Current Population and Conservation Status
No accurate ecords exist of the worldwide population of sperm whales prior to the start of commercial whaling in the early 18th century, but scientific extrapolations based on the detailed logs kept by the whalers indicate a probable number of around 1.1 million animals.
The sheer global scale of commercial whaling combined with the fact that sperm whales were very lucrative catches, meant that be the time those hunts finally ended in 1986 that population was down to around 300,000.

Recovery from those low numbers has been slow and the sperm whale was reassessed in 2025 for the IUCN Red List of Threatened Species as “Vulnerable” with a current global population estimated at between 400,000 and 600,000 individuals.

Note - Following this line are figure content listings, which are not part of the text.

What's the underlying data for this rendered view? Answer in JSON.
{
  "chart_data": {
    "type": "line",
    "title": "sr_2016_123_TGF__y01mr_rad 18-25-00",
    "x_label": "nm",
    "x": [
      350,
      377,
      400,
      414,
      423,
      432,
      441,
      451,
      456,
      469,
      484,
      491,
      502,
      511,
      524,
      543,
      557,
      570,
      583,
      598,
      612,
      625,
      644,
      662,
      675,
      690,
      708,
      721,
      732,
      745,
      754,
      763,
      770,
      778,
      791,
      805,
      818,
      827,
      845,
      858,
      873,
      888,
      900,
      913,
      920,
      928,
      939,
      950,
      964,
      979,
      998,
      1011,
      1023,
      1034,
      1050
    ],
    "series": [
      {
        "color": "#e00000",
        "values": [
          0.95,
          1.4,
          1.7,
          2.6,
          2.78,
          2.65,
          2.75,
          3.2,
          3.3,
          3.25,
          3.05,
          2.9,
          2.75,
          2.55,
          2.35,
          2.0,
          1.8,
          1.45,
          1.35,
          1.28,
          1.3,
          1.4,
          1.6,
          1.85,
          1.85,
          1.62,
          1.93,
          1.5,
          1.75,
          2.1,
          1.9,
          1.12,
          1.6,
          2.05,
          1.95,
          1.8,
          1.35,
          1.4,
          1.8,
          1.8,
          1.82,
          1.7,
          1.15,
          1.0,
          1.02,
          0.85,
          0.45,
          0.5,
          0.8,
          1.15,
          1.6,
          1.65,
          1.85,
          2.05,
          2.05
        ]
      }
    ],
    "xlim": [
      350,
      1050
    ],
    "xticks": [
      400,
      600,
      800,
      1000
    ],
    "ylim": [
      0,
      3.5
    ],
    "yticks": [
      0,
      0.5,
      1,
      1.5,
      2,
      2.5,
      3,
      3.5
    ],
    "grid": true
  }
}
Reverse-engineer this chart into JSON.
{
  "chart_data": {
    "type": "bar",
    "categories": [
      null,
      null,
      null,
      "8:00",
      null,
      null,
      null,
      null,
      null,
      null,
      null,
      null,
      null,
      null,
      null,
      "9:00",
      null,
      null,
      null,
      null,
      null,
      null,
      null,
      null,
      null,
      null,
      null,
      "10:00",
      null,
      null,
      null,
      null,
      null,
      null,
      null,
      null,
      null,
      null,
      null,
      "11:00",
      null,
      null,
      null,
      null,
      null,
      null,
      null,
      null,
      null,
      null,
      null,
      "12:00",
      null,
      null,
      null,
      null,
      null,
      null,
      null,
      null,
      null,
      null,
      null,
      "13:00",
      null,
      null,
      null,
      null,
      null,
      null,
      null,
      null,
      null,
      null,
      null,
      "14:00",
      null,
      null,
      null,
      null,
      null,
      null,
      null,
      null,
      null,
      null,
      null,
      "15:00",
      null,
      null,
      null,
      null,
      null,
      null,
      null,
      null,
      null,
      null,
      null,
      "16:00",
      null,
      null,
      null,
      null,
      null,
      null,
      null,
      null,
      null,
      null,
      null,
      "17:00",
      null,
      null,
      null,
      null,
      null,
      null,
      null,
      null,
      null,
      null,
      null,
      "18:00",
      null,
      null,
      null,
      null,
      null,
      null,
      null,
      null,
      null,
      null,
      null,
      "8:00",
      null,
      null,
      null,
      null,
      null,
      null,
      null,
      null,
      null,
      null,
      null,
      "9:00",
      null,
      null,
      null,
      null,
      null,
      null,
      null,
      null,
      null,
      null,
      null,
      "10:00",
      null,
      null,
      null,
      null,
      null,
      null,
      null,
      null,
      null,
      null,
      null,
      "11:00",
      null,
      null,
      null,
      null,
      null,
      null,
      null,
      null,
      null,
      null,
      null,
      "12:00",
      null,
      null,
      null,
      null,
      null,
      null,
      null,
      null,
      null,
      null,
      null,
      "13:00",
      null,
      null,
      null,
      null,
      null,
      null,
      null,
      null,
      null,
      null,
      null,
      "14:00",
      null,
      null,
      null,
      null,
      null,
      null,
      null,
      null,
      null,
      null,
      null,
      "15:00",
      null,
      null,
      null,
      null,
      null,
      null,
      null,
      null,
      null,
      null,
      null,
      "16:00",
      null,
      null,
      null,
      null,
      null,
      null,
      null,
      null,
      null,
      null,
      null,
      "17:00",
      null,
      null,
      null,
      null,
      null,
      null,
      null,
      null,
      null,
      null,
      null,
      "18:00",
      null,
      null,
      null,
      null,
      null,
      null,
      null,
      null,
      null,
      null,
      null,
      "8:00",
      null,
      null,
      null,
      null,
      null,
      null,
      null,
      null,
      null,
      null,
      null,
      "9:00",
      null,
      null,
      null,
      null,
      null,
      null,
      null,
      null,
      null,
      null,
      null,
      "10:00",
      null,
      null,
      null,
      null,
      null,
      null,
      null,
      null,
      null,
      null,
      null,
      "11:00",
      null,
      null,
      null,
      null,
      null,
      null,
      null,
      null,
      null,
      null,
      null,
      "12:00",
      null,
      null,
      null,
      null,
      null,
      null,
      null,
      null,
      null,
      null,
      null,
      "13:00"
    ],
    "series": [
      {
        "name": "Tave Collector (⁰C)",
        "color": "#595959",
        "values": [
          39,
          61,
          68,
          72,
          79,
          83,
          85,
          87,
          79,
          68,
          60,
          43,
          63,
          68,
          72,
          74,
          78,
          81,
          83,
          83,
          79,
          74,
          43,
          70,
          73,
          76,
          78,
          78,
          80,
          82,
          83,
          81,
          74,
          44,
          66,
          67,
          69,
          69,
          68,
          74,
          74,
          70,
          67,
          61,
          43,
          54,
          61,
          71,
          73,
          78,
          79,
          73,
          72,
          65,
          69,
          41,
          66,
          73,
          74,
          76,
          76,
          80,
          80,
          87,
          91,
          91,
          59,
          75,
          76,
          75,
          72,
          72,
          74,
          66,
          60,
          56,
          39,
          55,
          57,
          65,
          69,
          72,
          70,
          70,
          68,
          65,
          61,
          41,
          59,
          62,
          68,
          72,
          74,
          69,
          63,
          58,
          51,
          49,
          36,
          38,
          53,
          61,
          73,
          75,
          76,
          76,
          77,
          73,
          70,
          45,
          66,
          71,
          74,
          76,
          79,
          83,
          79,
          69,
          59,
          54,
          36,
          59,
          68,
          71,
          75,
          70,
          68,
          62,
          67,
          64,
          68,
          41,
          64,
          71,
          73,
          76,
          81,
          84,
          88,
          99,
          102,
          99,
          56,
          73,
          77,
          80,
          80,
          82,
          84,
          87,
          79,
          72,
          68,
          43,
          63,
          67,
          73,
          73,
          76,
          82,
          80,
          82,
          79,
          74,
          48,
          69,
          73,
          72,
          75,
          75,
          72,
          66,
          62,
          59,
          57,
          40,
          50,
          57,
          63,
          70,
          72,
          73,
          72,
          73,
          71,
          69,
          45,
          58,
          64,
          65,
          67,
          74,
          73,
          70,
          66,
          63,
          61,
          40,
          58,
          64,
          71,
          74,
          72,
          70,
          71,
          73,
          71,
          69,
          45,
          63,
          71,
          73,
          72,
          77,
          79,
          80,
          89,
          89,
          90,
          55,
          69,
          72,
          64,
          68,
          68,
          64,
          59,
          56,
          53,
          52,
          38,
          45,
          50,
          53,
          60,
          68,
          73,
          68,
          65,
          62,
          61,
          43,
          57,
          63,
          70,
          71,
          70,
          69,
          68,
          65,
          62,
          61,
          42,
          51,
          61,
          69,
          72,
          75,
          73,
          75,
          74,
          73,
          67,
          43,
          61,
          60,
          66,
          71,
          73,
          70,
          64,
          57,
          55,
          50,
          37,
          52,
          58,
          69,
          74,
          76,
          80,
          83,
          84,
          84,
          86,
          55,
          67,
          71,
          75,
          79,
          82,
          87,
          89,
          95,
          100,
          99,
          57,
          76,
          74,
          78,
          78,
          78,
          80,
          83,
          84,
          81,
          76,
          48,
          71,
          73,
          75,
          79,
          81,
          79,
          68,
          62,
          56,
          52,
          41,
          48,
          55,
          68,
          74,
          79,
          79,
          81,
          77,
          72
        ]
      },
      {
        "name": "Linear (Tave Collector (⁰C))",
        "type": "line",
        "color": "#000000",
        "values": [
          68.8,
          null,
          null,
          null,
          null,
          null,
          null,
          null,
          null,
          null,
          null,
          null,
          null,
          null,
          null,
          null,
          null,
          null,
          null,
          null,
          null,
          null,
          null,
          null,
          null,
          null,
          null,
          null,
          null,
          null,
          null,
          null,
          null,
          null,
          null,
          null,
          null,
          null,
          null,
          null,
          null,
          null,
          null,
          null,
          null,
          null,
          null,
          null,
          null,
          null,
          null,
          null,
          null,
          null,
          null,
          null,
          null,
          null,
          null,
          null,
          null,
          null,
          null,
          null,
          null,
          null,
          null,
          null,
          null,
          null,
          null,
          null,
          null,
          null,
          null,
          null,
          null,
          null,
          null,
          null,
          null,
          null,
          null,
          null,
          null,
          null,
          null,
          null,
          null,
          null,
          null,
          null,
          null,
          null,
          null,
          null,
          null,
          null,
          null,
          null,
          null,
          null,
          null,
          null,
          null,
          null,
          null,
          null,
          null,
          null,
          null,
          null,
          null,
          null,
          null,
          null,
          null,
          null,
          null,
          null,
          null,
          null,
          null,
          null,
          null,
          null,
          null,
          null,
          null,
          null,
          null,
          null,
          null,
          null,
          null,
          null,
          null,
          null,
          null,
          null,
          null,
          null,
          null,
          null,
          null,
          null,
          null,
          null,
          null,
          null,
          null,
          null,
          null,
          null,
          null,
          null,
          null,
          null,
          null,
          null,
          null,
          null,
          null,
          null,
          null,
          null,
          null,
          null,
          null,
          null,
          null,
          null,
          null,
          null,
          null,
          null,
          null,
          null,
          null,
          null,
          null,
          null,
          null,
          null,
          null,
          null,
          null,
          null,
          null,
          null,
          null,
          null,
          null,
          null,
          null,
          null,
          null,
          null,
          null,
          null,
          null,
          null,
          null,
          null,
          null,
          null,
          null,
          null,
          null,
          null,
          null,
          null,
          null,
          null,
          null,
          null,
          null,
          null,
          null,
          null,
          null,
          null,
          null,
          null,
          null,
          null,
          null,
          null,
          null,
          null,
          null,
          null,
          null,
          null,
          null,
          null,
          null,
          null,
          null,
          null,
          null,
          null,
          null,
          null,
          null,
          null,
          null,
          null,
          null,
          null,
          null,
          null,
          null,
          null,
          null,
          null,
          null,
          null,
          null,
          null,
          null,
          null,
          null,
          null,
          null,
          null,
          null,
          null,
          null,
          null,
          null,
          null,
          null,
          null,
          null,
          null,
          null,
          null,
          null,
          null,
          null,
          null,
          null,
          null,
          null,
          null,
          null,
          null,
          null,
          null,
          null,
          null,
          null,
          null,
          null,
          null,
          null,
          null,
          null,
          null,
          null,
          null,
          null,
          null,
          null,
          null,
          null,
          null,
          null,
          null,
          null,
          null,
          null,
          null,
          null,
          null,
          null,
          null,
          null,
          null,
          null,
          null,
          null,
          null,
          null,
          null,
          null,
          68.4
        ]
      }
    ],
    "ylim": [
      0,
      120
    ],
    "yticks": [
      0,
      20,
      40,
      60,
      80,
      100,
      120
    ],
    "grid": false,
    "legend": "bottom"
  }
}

Sperm Whales of Dominica – Final Thoughts
My time in Dominica turned out to be well worth the long wait. We had in-water encounters with sperm whales every single day during twelve days at sea. Some days were fleeting — “drive-by whalings” as I like to think of them — when whales cruise the surface preparing for their next deep dive.
Others were unforgettable – curious calves approaching closely to inspect us, or large social groups circling and vocalizing together in the blue.
It has been estimated that around 500 individuals, organized into some 35 family groups are resident in the waters surrounding Dominica, part of a larger population that moves along the Lesser Antilles chain, swimming as far south as St Vincent and north into Guadeloupe.
To spend such quality team in and among them was truly a special experience!